E ancora, solo il 21% delle aziende esaminate ha definito obiettivi strategici orientati alla riduzione della malnutrizione che per esempio perseguono attraverso il sostegno alle banche alimentari, e solo il 7% ha stabilito obiettivi per il monitoraggio e la lotta alla corruzione.

 “Questo rapporto fornisce un aggiornamento sull’allineamento del settore alimentare e agroalimentare con lo sviluppo sostenibile e offre linee guida per aiutare le aziende a realizzare il cambio di direzione necessario per affrontare le sfide globali più urgenti”, ha affermato il Prof. Jeffrey Sachs, Presidente del UN Sustainable Development Solutions Network (SDSN). “L’approccio che consigliamo aiuta le aziende a comprendere quale sia il loro ruolo nella trasformazione globale, ad adeguare le loro politiche e pratiche interne e quindi a riferire sulle loro azioni in modo sistematico e informativo”.

 Il Prof. Angelo Riccaboni, Chair del Santa Chiara Lab dell’Università di Siena, ha aggiunto: “Siamo all’inizio di una nuova era di sostenibilità del sistema alimentare, e le aziende alimentari dovranno porsi obiettivi nutrizionali, ambientali, sociali e di governance al centro della loro pianificazione strategica e dei modelli di business”.

IL FOUR PILLAR FRAMEWORK DI FONDAZIONE BARILLA: LE AZIONI CHIAVE PER UN CAMBIAMENTO CONCRETO

Per guidare le aziende in questa presa di coscienza necessaria al percorso di trasformazione verso un sistema alimentare più sostenibile e sano, Fixing The Business of Food raccomanda di adeguare le proprie strategie e attività a quattro aree chiave (Four Pillar Framework):

  1. promuovere e sviluppare diete sane e sostenibili attraverso prodotti e strategie aziendali mirati 
  2. utilizzare pratiche operative e processi aziendali sostenibili dal punto di vista economico, ambientale e sociale 
  3. sviluppare filiere alimentari sostenibili 
  4. avere un atteggiamento aziendale responsabile, secondo i criteri della “good corporate citizenship” 

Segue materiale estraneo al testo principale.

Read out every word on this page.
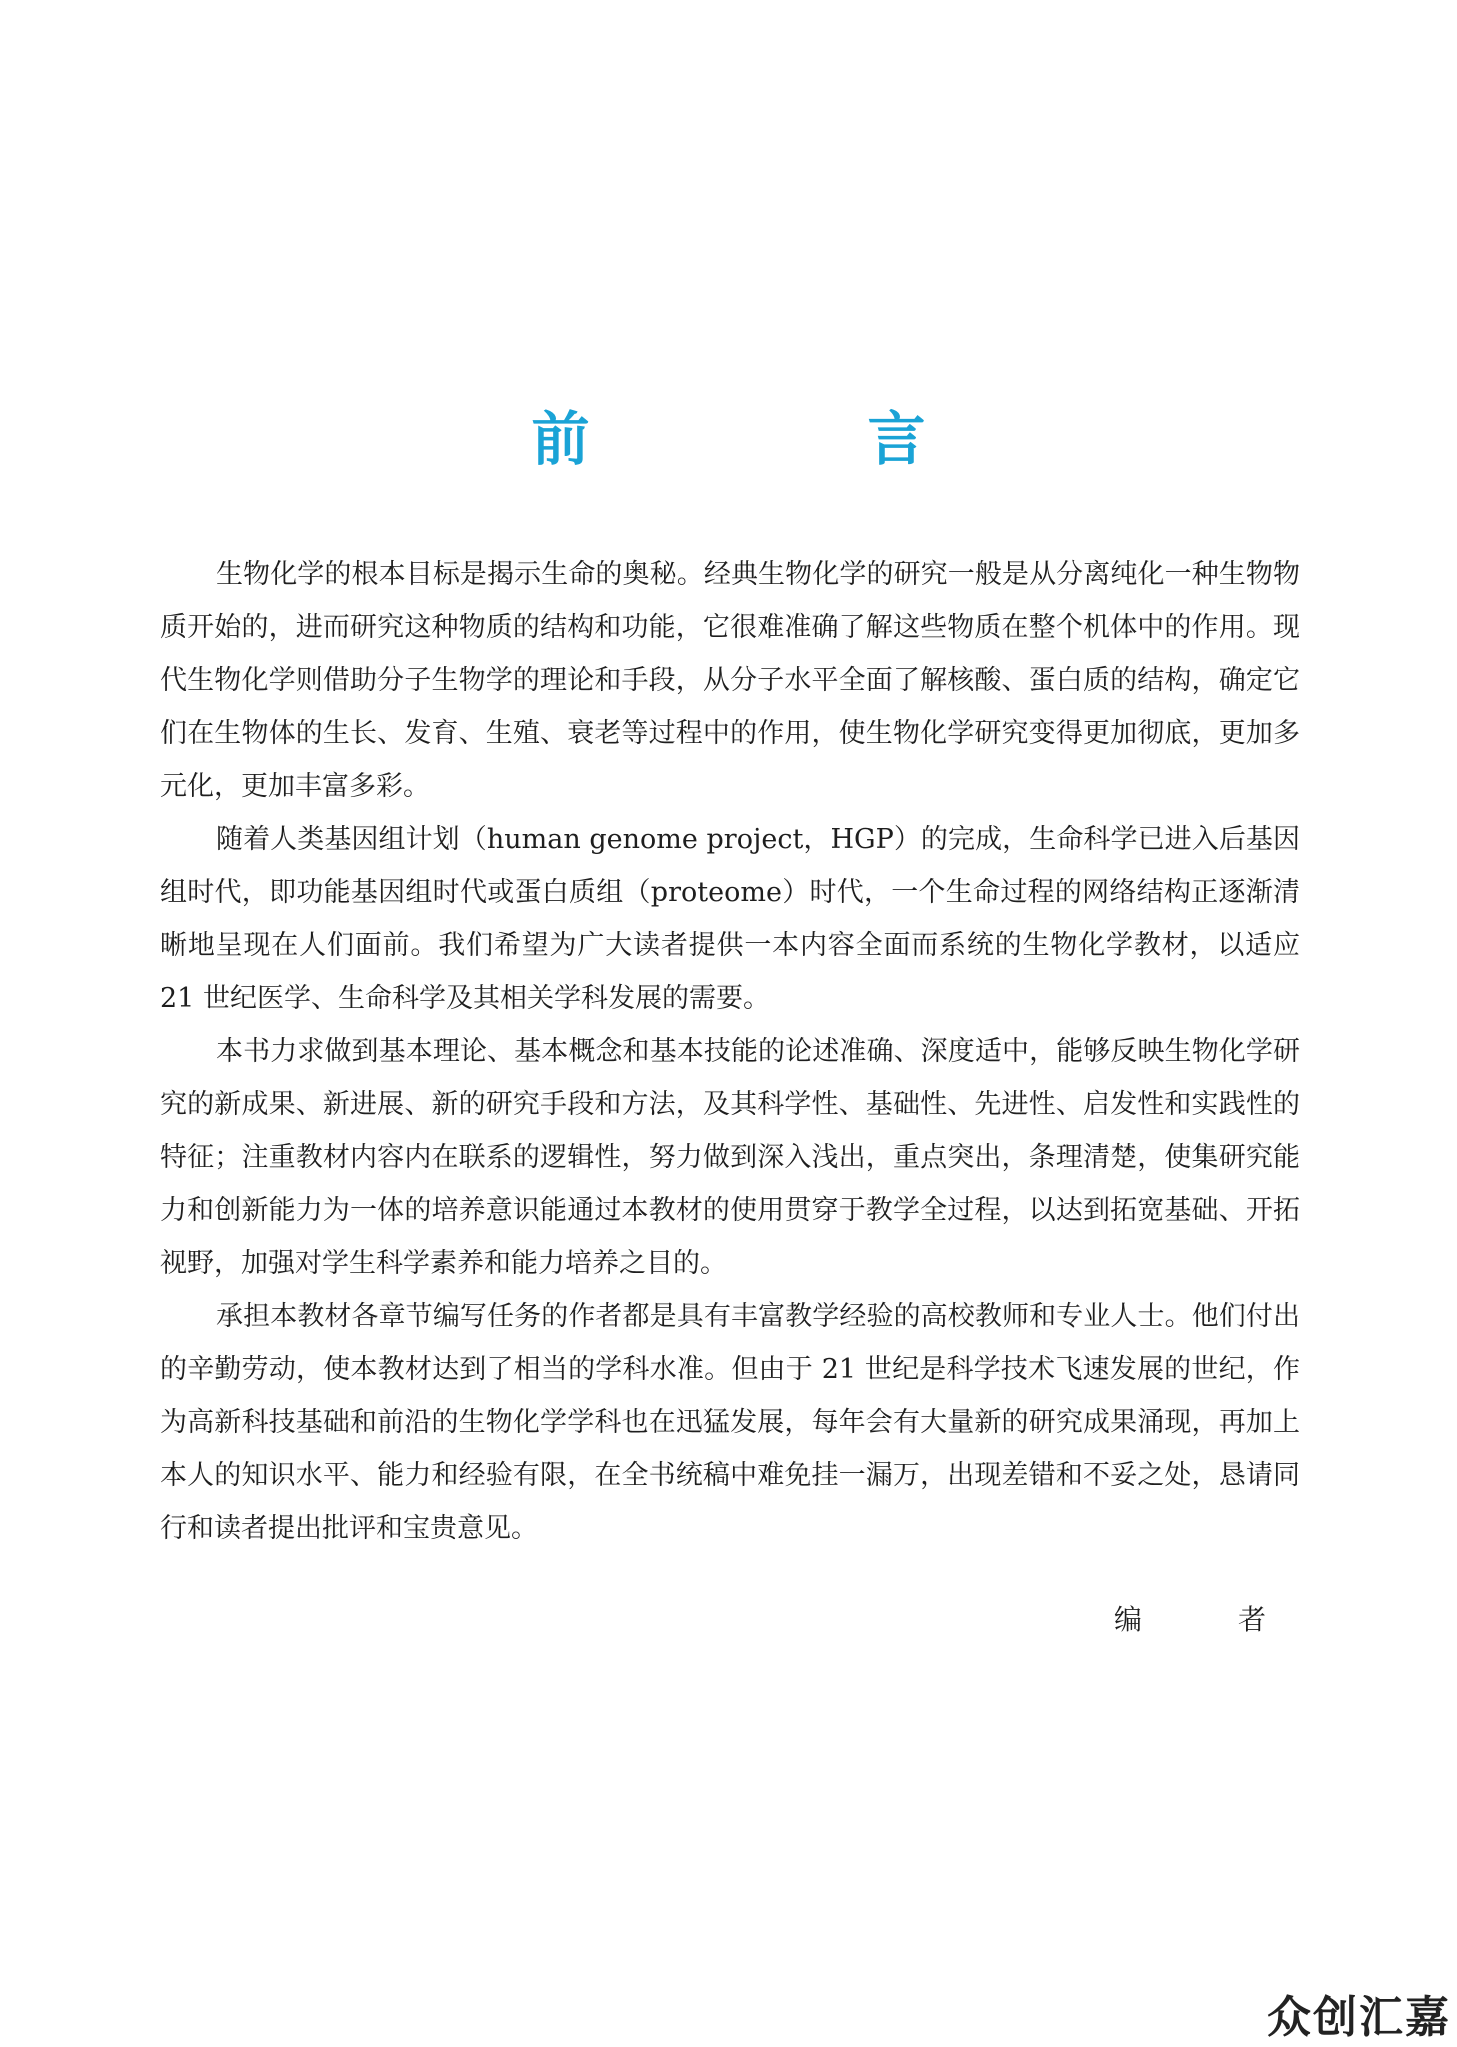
前　言

生物化学的根本目标是揭示生命的奥秘。经典生物化学的研究一般是从分离纯化一种生物物质开始的，进而研究这种物质的结构和功能，它很难准确了解这些物质在整个机体中的作用。现代生物化学则借助分子生物学的理论和手段，从分子水平全面了解核酸、蛋白质的结构，确定它们在生物体的生长、发育、生殖、衰老等过程中的作用，使生物化学研究变得更加彻底，更加多元化，更加丰富多彩。

随着人类基因组计划（human genome project，HGP）的完成，生命科学已进入后基因组时代，即功能基因组时代或蛋白质组（proteome）时代，一个生命过程的网络结构正逐渐清晰地呈现在人们面前。我们希望为广大读者提供一本内容全面而系统的生物化学教材，以适应 21 世纪医学、生命科学及其相关学科发展的需要。

本书力求做到基本理论、基本概念和基本技能的论述准确、深度适中，能够反映生物化学研究的新成果、新进展、新的研究手段和方法，及其科学性、基础性、先进性、启发性和实践性的特征；注重教材内容内在联系的逻辑性，努力做到深入浅出，重点突出，条理清楚，使集研究能力和创新能力为一体的培养意识能通过本教材的使用贯穿于教学全过程，以达到拓宽基础、开拓视野，加强对学生科学素养和能力培养之目的。

承担本教材各章节编写任务的作者都是具有丰富教学经验的高校教师和专业人士。他们付出的辛勤劳动，使本教材达到了相当的学科水准。但由于 21 世纪是科学技术飞速发展的世纪，作为高新科技基础和前沿的生物化学学科也在迅猛发展，每年会有大量新的研究成果涌现，再加上本人的知识水平、能力和经验有限，在全书统稿中难免挂一漏万，出现差错和不妥之处，恳请同行和读者提出批评和宝贵意见。

编　者
众创汇嘉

Queste azioni, se introdotte dalla maggioranza delle aziende, non solo permetterebbero un cambiamento concreto dei sistemi alimentari globali, ma risulterebbero premianti anche dal punto di vista delle performance aziendali. I dati dimostrano infatti che, complice una maggiore sensibilità dei consumatori rispetto ai temi della sostenibilità, le aziende che compiono scelte più sostenibili sperimentano maggiori benefici in termini di resilienza (anche in momenti di crisi come l’attuale pandemia di Covid-19), reattività e crescita. In Italia, per esempio, entro il 2021, si stima che le imprese virtuose vedranno crescere i loro fatturati e l’export di almeno il 6% e l’occupazione del 3% rispetto ai competitor “non sostenibili”[2].

Anche i numeri dimostrano dunque che “sostenibilità” è di fatto la parola d’ordine per realizzare uno scenario in cui a vincere sono tutti, l’ecosistema nella sua interezza. “Le aziende alimentari da sole non possono porre fine al riscaldamento globale, controllare le scelte alimentari del pubblico, sconfiggere la povertà o prevenire la perdita e lo spreco di cibo, ma possono svolgere un ruolo importante, un ruolo che spesso neanche si riconoscono pienamente” ha affermato la dott.ssa Marta Antonelli, responsabile della ricerca presso la Fondazione Barilla.